Pages

July 31, 2015

[Cerpen] Dear Your Daughter



Hari itu, aku melakukan kesalahan besar. Aku menyesal. Sungguh. Hatiku tak tenang, gelisah, dan bertanya-tanya apa aku telah melakukan sesuatu dengan benar? Maafkan aku. Izinkan aku, sekali lagi. Untuk membuatmu bahagia.

Siang ini matahari begitu terik hingga terasa membakar tubuhnya. Ia tidak tahu kenapa ibunya harus repot-repot menyuruhnya datang ke Padang. Bahkan, ia pun tak mengetahui tujuannya. Ibu hanya melontarkan jawaban ringan. “Sudah lama Pak Agung ingin menemui. Ia hanya ingin bersua, minum bersama denganmu. Tidak ada yang salah kan?”  

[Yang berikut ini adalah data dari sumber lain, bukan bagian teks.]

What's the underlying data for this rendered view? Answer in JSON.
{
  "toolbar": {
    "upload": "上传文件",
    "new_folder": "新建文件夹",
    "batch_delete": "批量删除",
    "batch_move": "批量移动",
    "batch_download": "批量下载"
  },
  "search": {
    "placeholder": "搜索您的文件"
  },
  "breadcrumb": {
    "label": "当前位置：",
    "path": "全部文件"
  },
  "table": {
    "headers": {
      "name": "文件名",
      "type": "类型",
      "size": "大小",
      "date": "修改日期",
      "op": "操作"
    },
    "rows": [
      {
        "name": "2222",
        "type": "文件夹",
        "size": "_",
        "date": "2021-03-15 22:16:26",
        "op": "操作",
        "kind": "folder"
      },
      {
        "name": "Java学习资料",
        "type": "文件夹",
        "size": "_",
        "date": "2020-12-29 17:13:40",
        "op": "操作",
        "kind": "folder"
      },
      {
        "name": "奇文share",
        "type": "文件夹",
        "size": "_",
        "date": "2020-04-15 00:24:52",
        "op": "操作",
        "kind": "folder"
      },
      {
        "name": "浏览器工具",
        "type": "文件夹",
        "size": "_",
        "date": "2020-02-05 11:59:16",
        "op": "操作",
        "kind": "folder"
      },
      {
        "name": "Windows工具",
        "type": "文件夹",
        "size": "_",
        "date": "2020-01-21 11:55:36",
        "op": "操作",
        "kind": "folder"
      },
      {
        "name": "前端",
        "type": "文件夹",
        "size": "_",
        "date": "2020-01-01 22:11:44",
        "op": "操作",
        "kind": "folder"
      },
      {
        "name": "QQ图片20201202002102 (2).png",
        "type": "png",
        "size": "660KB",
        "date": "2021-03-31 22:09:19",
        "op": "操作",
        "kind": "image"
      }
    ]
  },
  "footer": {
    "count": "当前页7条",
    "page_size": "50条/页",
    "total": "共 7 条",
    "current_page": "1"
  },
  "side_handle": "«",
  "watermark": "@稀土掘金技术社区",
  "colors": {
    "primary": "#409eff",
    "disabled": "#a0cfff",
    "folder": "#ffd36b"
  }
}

“Memang tidak ada yang salah. Ya salah itu, kenapa harus bela-belain ke Padang disaat aku baru menikmati libur panjangku? Kenapa nggak tunggu saat kuliah lagi? Kan aku kuliah di Padang.”  Batinnya.

Walaupun sedikit terpaksa, ia akhirnya menurut. Berangkat jam enam bertolak dari Bukittinggi ke Padang dengan motor yang dibelikan almarhum ayahnya setahun lalu. Ia menghentikan motornya di depan rumah sederhana, dengan cat berwarna biru muda. Rumah itu begitu asri, halamannya begitu luas yang ditanami berbagai bunga serta buah-buahan, seperti mangga dan saus. Ini untuk pertama kalinya ia mengunjungi Pak Agung setelah kejadian itu.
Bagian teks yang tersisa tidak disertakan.